Height-Weight Scatterplot for January 2026 Grand Sumo Tournament
It's a new year, and we get new weigh-ins! (Plus two newbies to Makuuchi)
The tournament starts in a week, so let’s look at the line-up!
Height-Weight Scatterplot for January 2026 Grand Sumo Tournament
You may notice a new outlier, with Hatsuyama — quite the string bean up there. I’ll talk about him in the banzuke breakout. Being a newbie, he’s in the lowest ranks.
With 42 wrestlers, there are often lots of overlapping points with all of them in one graph, so I’ll be splitting them into three groups below.
There’s a general diagonal ellipse of where the wrestlers fall, given there is a general shape to humans… the short guys tend to be lighter, the taller guys tend to be heavier. I keep track of who is gaining and who is losing weight, too. I will make some remarks on that below as well.
The size of the bubbles is an attempt to distinguish the ranks (approximately): the bigger the bubble, the higher the rank.
(The color goes along with bubble size, but the colors are similar, being from the Hokusai3 colorway of MetBrewer).
I have three subsets of the above scatterplot, as 42 dots, many of which overlap, is a lot to look at:
Sanyaku (Yokozuna, Ozeki, Sekiwake, Komusubi)
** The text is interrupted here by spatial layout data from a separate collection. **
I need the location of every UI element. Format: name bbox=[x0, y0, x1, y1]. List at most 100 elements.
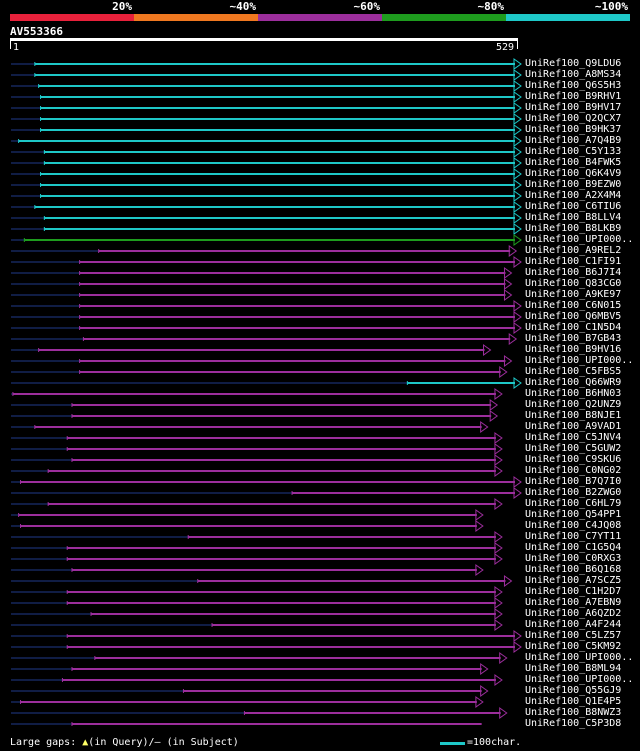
hit-label[interactable]: UniRef100_C1H2D7 bbox=[525, 586, 622, 597]
hit-label[interactable]: UniRef100_C4JQ08 bbox=[525, 520, 622, 531]
hit-end-arrow-icon bbox=[494, 674, 503, 686]
hit-label[interactable]: UniRef100_A7SCZ5 bbox=[525, 575, 622, 586]
legend-segment bbox=[134, 14, 258, 21]
hit-label[interactable]: UniRef100_B6J7I4 bbox=[525, 267, 622, 278]
hit-label[interactable]: UniRef100_C1G5Q4 bbox=[525, 542, 622, 553]
hit-label[interactable]: UniRef100_B7GB43 bbox=[525, 333, 622, 344]
hit-end-arrow-icon bbox=[494, 432, 503, 444]
hit-end-arrow-icon bbox=[503, 289, 513, 301]
hit-label[interactable]: UniRef100_A8MS34 bbox=[525, 69, 622, 80]
hit-label[interactable]: UniRef100_A7Q4B9 bbox=[525, 135, 622, 146]
hit-label[interactable]: UniRef100_Q2UNZ9 bbox=[525, 399, 622, 410]
hit-label[interactable]: UniRef100_C0RXG3 bbox=[525, 553, 622, 564]
hit-label[interactable]: UniRef100_C6HL79 bbox=[525, 498, 622, 509]
hit-end-arrow-icon bbox=[499, 707, 508, 719]
hit-label[interactable]: UniRef100_C5P3D8 bbox=[525, 718, 622, 729]
legend-label: 20% bbox=[112, 0, 132, 13]
hit-end-arrow-icon bbox=[513, 311, 522, 323]
hit-label[interactable]: UniRef100_UPI000.. bbox=[525, 652, 634, 663]
hit-end-arrow-icon bbox=[494, 454, 503, 466]
gap-legend: Large gaps: ▲(in Query)/– (in Subject) bbox=[10, 737, 239, 748]
hit-label[interactable]: UniRef100_C9SKU6 bbox=[525, 454, 622, 465]
hit-label[interactable]: UniRef100_C0NG02 bbox=[525, 465, 622, 476]
hit-label[interactable]: UniRef100_C5JNV4 bbox=[525, 432, 622, 443]
ruler-start-tick bbox=[10, 41, 11, 49]
legend-segment bbox=[506, 14, 630, 21]
hit-label[interactable]: UniRef100_B8LLV4 bbox=[525, 212, 622, 223]
footer: Large gaps: ▲(in Query)/– (in Subject) =… bbox=[10, 736, 630, 750]
query-ruler: 1 529 bbox=[10, 38, 518, 54]
hit-label[interactable]: UniRef100_C1N5D4 bbox=[525, 322, 622, 333]
hit-end-arrow-icon bbox=[513, 377, 522, 389]
hit-label[interactable]: UniRef100_B9RHV1 bbox=[525, 91, 622, 102]
ruler-start-label: 1 bbox=[13, 42, 20, 53]
hit-end-arrow-icon bbox=[475, 564, 484, 576]
legend-segment bbox=[258, 14, 382, 21]
hit-label[interactable]: UniRef100_C7YT11 bbox=[525, 531, 622, 542]
hit-end-arrow-icon bbox=[489, 399, 499, 411]
hit-label[interactable]: UniRef100_B6HN03 bbox=[525, 388, 622, 399]
gap-legend-text: (in Query)/– (in Subject) bbox=[88, 737, 239, 748]
hit-end-arrow-icon bbox=[513, 168, 522, 180]
hit-label[interactable]: UniRef100_A9VAD1 bbox=[525, 421, 622, 432]
hit-label[interactable]: UniRef100_C5KM92 bbox=[525, 641, 622, 652]
hit-end-arrow-icon bbox=[483, 344, 492, 356]
hit-label[interactable]: UniRef100_B9HV16 bbox=[525, 344, 622, 355]
hit-label[interactable]: UniRef100_C5LZ57 bbox=[525, 630, 622, 641]
hit-label[interactable]: UniRef100_B8ML94 bbox=[525, 663, 622, 674]
hit-label[interactable]: UniRef100_B6Q168 bbox=[525, 564, 622, 575]
hit-label[interactable]: UniRef100_Q6MBV5 bbox=[525, 311, 622, 322]
hit-label[interactable]: UniRef100_Q66WR9 bbox=[525, 377, 622, 388]
hit-end-arrow-icon bbox=[513, 113, 522, 125]
hit-label[interactable]: UniRef100_Q83CG0 bbox=[525, 278, 622, 289]
hit-end-arrow-icon bbox=[489, 410, 499, 422]
hit-label[interactable]: UniRef100_B9HV17 bbox=[525, 102, 622, 113]
hit-end-arrow-icon bbox=[494, 553, 503, 565]
hit-label[interactable]: UniRef100_Q6S5H3 bbox=[525, 80, 622, 91]
hit-end-arrow-icon bbox=[513, 80, 522, 92]
legend-label: ~80% bbox=[477, 0, 505, 13]
hit-label[interactable]: UniRef100_B9EZW0 bbox=[525, 179, 622, 190]
hit-label[interactable]: UniRef100_Q2QCX7 bbox=[525, 113, 622, 124]
hit-label[interactable]: UniRef100_A7EBN9 bbox=[525, 597, 622, 608]
hit-end-arrow-icon bbox=[494, 542, 503, 554]
hit-label[interactable]: UniRef100_Q55GJ9 bbox=[525, 685, 622, 696]
hit-end-arrow-icon bbox=[480, 421, 489, 433]
hit-label[interactable]: UniRef100_UPI000.. bbox=[525, 355, 634, 366]
hit-label[interactable]: UniRef100_C5GUW2 bbox=[525, 443, 622, 454]
hit-label[interactable]: UniRef100_C6TIU6 bbox=[525, 201, 622, 212]
hit-end-arrow-icon bbox=[503, 278, 513, 290]
hit-end-arrow-icon bbox=[513, 146, 522, 158]
hit-label[interactable]: UniRef100_B8NJE1 bbox=[525, 410, 622, 421]
hit-end-arrow-icon bbox=[513, 641, 522, 653]
hit-label[interactable]: UniRef100_A9KE97 bbox=[525, 289, 622, 300]
hit-end-arrow-icon bbox=[513, 322, 522, 334]
hit-end-arrow-icon bbox=[513, 476, 522, 488]
hit-end-arrow-icon bbox=[513, 300, 522, 312]
hit-label[interactable]: UniRef100_Q54PP1 bbox=[525, 509, 622, 520]
hit-label[interactable]: UniRef100_UPI000.. bbox=[525, 674, 634, 685]
hit-label[interactable]: UniRef100_B4FWK5 bbox=[525, 157, 622, 168]
query-title: AV553366 bbox=[10, 25, 63, 38]
hit-label[interactable]: UniRef100_B2ZWG0 bbox=[525, 487, 622, 498]
hit-label[interactable]: UniRef100_UPI000.. bbox=[525, 234, 634, 245]
hit-label[interactable]: UniRef100_Q1E4P5 bbox=[525, 696, 622, 707]
hit-label[interactable]: UniRef100_A9REL2 bbox=[525, 245, 622, 256]
hit-label[interactable]: UniRef100_A2X4M4 bbox=[525, 190, 622, 201]
hit-end-arrow-icon bbox=[494, 443, 503, 455]
hit-end-arrow-icon bbox=[513, 135, 522, 147]
hit-label[interactable]: UniRef100_A4F244 bbox=[525, 619, 622, 630]
hit-end-arrow-icon bbox=[513, 487, 522, 499]
hit-label[interactable]: UniRef100_B7Q7I0 bbox=[525, 476, 622, 487]
ruler-end-tick bbox=[517, 41, 518, 49]
hit-label[interactable]: UniRef100_A6QZD2 bbox=[525, 608, 622, 619]
hit-label[interactable]: UniRef100_Q6K4V9 bbox=[525, 168, 622, 179]
hit-label[interactable]: UniRef100_B8NWZ3 bbox=[525, 707, 622, 718]
hit-label[interactable]: UniRef100_C6N015 bbox=[525, 300, 622, 311]
hit-label[interactable]: UniRef100_B9HK37 bbox=[525, 124, 622, 135]
hit-label[interactable]: UniRef100_C1FI91 bbox=[525, 256, 622, 267]
hit-label[interactable]: UniRef100_Q9LDU6 bbox=[525, 58, 622, 69]
hit-label[interactable]: UniRef100_C5FBS5 bbox=[525, 366, 622, 377]
hit-label[interactable]: UniRef100_C5Y133 bbox=[525, 146, 622, 157]
hit-label[interactable]: UniRef100_B8LKB9 bbox=[525, 223, 622, 234]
Upper Maegashira (M01 - M08)
Lower Maegashira (M09 - M17)
All the graphs use the same limits on both horizontal and vertical axes, allowing you to see where the wrestlers are positioned in relation to height and weight.
Because I will be using the same axes on all three groupings, there will be a bunch of white space in some of these.
Sanyaku January 2026
As I noted last time, we’ve been getting two clusters of wrestler types in the sanyaku: the heavy guys and the “light” guys.
Mind you, even Aonishiki, the smallest of all these wrestlers, at 182cm and 140kg, is still hefting an over-42 BMI. The “light” guys are only relative to the “heavy” ones. The lighter wrestlers are still over 6 foot tall, and over 300 pounds. They are big compared to “normal” people.
In case you were curious, Onosato’s BMI is near 51. Yes, I know BMI is a trash metric for anything here, but it’s a way to compare “heavy” for frame in comparing the wrestlers of different heights.
But unsurprisingly, the “lighter” guys tend to be “tricky” and get on the belt, try to throw, and do things other than straightforward shoving out of the ring. They don’t have the bulk to do that.
Upper Maegashira January 2026
As we go down the ranks, we get a wider diversity of heights and weights.
You get the super-tall Kinbozan as well as the heaviest Atamifuji; you get the short kings Ura and Fujinokawa.
Oh, and a remark: Hakuoho changed his shikona (ring name) to Hakunofuji. Isegahama are all -fujis now. (Except Enho).
Some of these guys have a tough time staying at these ranks, while others comfortably sit here (and collect kinboshi…)
Lower Maegashira January 2026
I circled the three guys who came up from Juryo.
The one circled in purple, Asanoyama, has been in Makuuchi before, having been an ozeki during the pandemic… until he got suspended for a year for breaking COVID protocols. He’s come back to Makuuchi in 2023-2024, but he’s had a rough time due to injuries. So he’s not really new, and he fits in the “big guy” cluster, as it were.
Asahakuryu looks to be about a median wrestler in terms of size.
Hatsuyama, on the other hand…
He doesn’t seem to have really bulked up like the other tall guys.
I looked at the Sumo Database page on Hatsuyama, which very intermittently records wrestler weights:
This guy just doesn’t want to gain weight. I get it.
Weight Change Since September 2025
The only time they really do weigh-ins are at the Tokyo tournaments, so the last weigh-in was in September 2025. Most of the time, the measured height doesn’t change (though that’s not always the case).
I don’t track all the Juryo wrestlers, but I had been tracking Asanoyama, so I knew his weight change (gain of 5 kg).
As you can see, most wrestlers recorded no change in weight. That may or may not be true.
But large weight changes are concerning, whether large losses or gains. The 11 kg loss for Ura (about 24 pounds) — that’s quite a lot, but it could be that he was making a correction to the gains he had been making over the years and getting to a weight more comfortable for him. He’s had yo-yo-ing of weight before. That said, a large drop in weight can indicate an injury.
At the other end, Nishikifuji gained 10 kgs. This is a large increase on top of where he was, and not a yo-yo-ing. We’ll see if he’ll be able to maintain this higher weight.
Last year I looked at largest gainers and losers, but I don’t think it ultimately signalled anything.
Still, it’s interesting to see someone like Hatsuyama who seems not to gain any weight, while others have gained weight to try to gain advantage (such as Hoshoryu):
A gain of 10 to 20 kg can make a large difference.